State v. Harris

49 N.C. App. 452 | N.C. Ct. App. | 1980

VAUGHN, Judge.

The sole issue is whether it was error to permit cross-examination of defendant’s character witness concerning calls he made to an agent about his suspicion that defendant was dealing in drugs. We conclude that cross-examination on this matter was a proper means of impeachment of a character witness.

A character witness for the defense, Craig Finley, a police officer in defendant’s community, was cross-examined in the following manner:

Q. Do you know Mr. McLeod here?
A. Yes, sir.
Q. Malcolm McLeod with the S.B.I.?
*453A. Yes sir.
Q. You have had dealings with him in your capacity or as an officer of the Winterville Police Department?
A. Yes sir. I have called him several times.
Q. In fact, haven’t there been occasions that you called Mr. McLeod about this defendant right here, reporting to him that you suspected him of dealing in narcotic drugs?
Mr. Shoffner: Objection.
Court: Overruled.
A. Yes sir.
Q. What was your answer?
A. Yes, sir. I believe so.
Mr. Shoffner: Move to strike his answer.
Court: Overruled.
Court: Members of the jury, the testimony of this witness concerning any call he has made to Mr. McLeod with reference to the defendant is not substantive evidence and it is admitted for the purpose of impeaching the testimony of this witness in the event you fmd it does impeach his testimony and for no other purpose.

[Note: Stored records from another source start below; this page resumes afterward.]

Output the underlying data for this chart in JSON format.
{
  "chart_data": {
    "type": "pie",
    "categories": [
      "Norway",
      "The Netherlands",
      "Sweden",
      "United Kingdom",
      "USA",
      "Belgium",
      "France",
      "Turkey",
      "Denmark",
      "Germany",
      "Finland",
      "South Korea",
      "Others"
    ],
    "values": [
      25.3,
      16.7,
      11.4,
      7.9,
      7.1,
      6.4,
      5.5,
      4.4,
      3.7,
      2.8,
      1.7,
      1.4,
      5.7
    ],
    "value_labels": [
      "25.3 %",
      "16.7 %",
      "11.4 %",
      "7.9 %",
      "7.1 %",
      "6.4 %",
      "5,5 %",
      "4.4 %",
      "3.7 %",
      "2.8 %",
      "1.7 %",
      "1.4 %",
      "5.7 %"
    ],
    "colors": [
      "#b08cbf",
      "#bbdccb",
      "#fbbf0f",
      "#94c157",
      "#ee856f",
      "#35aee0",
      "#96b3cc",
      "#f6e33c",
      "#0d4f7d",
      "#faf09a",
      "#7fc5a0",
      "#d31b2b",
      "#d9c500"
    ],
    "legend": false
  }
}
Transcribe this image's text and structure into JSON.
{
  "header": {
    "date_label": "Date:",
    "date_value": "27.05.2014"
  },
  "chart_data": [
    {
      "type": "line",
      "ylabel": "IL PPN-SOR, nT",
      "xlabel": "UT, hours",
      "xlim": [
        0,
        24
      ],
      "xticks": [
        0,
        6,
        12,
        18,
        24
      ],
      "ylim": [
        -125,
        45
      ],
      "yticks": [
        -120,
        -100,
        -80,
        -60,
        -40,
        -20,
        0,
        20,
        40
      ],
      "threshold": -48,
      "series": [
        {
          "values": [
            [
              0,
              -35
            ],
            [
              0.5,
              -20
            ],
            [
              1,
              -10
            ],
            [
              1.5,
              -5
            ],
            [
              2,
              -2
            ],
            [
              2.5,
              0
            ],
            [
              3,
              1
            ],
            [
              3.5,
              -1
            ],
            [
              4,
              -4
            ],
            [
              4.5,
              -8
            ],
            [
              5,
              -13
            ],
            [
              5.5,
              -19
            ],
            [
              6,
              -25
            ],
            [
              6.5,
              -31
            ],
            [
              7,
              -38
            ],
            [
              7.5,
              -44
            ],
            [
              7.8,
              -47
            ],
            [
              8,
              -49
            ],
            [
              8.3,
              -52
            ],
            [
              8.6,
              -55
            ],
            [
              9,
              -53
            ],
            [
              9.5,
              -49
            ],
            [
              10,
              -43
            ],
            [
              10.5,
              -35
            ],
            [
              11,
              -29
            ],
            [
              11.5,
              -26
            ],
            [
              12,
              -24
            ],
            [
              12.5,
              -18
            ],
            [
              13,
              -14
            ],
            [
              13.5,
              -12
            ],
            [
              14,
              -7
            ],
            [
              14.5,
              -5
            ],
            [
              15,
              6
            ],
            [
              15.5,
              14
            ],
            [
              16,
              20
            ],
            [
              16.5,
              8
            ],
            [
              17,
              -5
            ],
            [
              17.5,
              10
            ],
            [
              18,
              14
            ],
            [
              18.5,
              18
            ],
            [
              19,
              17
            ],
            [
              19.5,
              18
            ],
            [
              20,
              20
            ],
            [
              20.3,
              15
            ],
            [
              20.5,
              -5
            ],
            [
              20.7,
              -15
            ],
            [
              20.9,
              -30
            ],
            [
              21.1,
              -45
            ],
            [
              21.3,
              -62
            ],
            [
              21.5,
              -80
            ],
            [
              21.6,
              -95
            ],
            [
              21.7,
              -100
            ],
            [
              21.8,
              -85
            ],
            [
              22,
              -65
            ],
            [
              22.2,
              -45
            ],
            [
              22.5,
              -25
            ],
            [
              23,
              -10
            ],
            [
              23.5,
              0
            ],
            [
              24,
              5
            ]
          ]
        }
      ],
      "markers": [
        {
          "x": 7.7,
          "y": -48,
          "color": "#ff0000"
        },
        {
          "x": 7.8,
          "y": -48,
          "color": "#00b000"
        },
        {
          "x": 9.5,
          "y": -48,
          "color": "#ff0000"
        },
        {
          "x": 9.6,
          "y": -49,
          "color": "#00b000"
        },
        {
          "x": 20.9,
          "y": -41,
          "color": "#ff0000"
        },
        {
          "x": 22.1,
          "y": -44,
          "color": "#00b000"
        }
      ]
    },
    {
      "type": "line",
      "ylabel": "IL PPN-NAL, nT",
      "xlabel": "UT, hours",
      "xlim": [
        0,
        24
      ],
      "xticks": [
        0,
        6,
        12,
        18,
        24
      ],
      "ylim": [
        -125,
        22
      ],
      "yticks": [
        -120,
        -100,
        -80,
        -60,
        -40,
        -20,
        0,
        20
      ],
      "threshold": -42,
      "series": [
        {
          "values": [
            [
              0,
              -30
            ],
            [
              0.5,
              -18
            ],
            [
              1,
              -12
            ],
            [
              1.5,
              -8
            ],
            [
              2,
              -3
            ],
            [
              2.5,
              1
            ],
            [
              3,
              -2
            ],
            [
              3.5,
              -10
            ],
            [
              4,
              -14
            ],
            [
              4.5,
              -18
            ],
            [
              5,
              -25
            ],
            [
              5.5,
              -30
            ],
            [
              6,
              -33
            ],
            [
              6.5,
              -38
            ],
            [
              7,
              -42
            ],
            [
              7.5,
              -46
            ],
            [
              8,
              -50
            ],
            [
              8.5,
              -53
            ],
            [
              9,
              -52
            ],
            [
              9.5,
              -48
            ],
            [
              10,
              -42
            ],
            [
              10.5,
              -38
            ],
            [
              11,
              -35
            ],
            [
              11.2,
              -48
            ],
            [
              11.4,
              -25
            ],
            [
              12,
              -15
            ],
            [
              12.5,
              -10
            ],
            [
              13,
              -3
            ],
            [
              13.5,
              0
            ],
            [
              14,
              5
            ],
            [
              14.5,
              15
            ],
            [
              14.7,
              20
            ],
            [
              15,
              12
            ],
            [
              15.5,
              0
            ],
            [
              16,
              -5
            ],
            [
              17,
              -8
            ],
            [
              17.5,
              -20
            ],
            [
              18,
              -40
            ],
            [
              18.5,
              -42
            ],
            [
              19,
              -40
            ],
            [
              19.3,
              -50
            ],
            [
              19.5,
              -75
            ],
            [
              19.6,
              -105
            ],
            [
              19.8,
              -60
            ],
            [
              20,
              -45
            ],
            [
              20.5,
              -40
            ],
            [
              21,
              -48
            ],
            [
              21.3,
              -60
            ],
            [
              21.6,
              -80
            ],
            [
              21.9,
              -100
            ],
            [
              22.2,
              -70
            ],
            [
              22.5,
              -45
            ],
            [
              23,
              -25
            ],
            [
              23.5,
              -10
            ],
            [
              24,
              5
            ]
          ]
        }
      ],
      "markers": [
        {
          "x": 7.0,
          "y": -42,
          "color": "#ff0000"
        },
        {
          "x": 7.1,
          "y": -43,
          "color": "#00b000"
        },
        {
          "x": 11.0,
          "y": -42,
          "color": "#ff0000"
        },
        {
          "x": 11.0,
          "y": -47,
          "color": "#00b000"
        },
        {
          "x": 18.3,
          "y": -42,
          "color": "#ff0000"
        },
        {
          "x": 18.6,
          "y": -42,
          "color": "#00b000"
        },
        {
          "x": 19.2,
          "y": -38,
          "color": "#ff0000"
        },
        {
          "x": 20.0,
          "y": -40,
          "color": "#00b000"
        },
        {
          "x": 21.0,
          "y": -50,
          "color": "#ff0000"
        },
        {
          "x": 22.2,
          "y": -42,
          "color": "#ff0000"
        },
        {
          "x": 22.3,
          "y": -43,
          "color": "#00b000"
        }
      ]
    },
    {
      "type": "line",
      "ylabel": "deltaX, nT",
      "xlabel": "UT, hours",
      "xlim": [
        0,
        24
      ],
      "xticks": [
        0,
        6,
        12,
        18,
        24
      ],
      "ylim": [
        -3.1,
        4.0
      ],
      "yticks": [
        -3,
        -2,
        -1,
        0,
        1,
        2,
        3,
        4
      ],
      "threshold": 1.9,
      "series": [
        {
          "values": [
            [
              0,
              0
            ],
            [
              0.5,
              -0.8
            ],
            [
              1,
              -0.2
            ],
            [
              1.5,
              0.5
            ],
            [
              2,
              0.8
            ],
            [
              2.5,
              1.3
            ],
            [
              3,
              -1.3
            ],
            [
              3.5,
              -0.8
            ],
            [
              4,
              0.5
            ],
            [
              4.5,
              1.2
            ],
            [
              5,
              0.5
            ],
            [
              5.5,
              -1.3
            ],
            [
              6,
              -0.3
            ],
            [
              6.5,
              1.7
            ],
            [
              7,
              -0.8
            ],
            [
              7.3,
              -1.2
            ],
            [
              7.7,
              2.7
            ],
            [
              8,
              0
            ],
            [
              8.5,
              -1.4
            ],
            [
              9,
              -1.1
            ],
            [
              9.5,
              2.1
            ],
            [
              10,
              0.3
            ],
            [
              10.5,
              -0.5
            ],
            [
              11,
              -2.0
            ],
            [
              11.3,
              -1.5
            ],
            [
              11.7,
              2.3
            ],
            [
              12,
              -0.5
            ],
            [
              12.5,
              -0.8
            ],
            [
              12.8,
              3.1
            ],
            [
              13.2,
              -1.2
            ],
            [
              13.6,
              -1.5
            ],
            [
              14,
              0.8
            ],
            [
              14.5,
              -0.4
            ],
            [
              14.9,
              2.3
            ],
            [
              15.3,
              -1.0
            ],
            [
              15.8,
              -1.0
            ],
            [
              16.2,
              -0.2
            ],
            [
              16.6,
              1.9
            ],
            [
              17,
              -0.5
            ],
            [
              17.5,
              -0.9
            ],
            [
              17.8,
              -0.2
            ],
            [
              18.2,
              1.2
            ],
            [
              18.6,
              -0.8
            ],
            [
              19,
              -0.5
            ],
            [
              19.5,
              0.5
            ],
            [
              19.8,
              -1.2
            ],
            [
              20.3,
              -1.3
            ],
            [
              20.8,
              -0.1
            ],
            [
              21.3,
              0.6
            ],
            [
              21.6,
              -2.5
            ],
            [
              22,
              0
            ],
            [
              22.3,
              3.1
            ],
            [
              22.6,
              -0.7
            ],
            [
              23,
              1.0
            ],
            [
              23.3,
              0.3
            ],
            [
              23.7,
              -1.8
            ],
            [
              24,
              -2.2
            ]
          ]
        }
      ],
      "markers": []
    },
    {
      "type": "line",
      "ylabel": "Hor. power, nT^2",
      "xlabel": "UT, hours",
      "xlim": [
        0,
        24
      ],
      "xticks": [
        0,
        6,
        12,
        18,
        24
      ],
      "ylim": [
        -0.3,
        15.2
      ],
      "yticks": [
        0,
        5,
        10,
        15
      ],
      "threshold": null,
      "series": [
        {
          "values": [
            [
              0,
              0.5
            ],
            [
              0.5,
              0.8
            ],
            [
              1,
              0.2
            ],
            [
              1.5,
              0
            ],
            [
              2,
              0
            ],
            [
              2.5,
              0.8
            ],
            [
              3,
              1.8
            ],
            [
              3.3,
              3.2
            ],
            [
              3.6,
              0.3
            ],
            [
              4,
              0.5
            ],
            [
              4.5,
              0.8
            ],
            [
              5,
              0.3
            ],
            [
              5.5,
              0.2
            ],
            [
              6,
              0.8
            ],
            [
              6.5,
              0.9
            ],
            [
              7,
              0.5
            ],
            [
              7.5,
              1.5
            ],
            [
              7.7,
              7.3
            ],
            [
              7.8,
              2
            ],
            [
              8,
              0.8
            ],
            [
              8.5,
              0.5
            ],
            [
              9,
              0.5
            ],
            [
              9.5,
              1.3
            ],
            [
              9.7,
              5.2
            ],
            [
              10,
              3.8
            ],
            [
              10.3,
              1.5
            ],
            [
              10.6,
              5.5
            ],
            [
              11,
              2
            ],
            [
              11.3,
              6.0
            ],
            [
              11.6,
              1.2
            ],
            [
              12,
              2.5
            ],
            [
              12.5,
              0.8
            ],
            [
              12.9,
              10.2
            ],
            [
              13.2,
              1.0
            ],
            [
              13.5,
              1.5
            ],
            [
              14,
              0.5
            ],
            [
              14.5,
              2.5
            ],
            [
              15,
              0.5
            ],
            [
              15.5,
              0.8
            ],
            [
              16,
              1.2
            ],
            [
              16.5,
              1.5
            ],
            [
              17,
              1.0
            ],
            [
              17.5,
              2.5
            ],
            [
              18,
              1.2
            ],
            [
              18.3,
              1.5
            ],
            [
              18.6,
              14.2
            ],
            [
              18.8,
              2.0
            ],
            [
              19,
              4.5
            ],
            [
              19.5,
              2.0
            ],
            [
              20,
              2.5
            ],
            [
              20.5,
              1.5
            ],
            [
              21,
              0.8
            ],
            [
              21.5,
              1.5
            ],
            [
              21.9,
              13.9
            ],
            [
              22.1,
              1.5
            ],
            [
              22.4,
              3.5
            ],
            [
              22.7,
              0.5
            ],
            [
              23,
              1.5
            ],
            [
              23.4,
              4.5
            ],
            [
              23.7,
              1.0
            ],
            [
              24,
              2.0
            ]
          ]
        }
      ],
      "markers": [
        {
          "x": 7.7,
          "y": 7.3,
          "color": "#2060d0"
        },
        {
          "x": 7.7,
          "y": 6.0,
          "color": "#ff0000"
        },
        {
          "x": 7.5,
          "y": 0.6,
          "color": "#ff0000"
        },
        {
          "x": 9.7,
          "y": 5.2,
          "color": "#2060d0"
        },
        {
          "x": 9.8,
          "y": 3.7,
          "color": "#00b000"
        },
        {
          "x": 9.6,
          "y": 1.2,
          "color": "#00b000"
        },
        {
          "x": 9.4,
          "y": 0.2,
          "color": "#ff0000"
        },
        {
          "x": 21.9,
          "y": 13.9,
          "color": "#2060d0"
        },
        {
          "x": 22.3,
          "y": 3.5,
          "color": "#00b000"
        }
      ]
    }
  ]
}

A legitimate purpose of cross-examination is impeachment of a witness’s credibility, and any circumstance tending to show a defect in the witness’s veracity is relevant for that purpose. 1 Stansbury, N.C. Evidence § 38 (Brandis rev. 1973). Defendant placed his character in issue by calling character witnesses to testify in his behalf. A character witness may be impeached by cross-examination about contradictory statements he has made. State v. Fisher, 149 N.C. 557, 63 S.E. 153 (1908); 1 Stans-bury, supra, § 46. Defense witness Finley testified upon cross-examination that he had called a S.B.I. agent several times to report his suspicion that defendant was dealing in drugs. Obviously, these prior declarations were inconsistent with Fin*454ley’s trial testimony that defendant had a good reputation in the community and were, therefore, admissible impeachment evidence.

Nevertheless, defendant contends that this cross-examination was an improper exploration of the witness’s personal knowledge of specific acts of misconduct by defendant. To support this argument, defendant cites the case of State v. Hunt, 287 N.C. 360, 215 S.E. 2d 40 (1975). In Hunt, the solicitor asked the defense witness whether he knew that defendant had a police record and had served time for possession of marijuana and assault. After negative responses, the solicitor then asked “[a]nd if you know this, you wouldn’t have given him the good character and reputation you did, would you?” That type of cross-examination was clearly improper; however, Hunt is inapposite here. Hunt applied the well established rule that a character witness may not be asked whether he has heard of particular acts of misconduct by defendant. In the instant case, the witness was asked whether he had, in his official capacity, called a narcotics officer reporting his suspicions concerning defendant. Finley was not asked about the basis for his suspicion or about his personal knowledge of defendant’s specific drug dealings. This evidence was properly elicited on cross-examination because “it consisted of declarations from the witness himself, having a direct tendency to contradict the testimony he had given in [defendant’s] favor, and was clearly admissible ....” State v. Dove, 156 N.C. 653, 659, 72 S.E. 792, 795 (1911). In addition, the judge properly instructed the jury, without a request from defendant, that Finley’s testimony about the calls to the agent was admissible only for impeachment purposes and not as substantive evidence.

No error.

Chief Judge Morris and Judge Wells concur.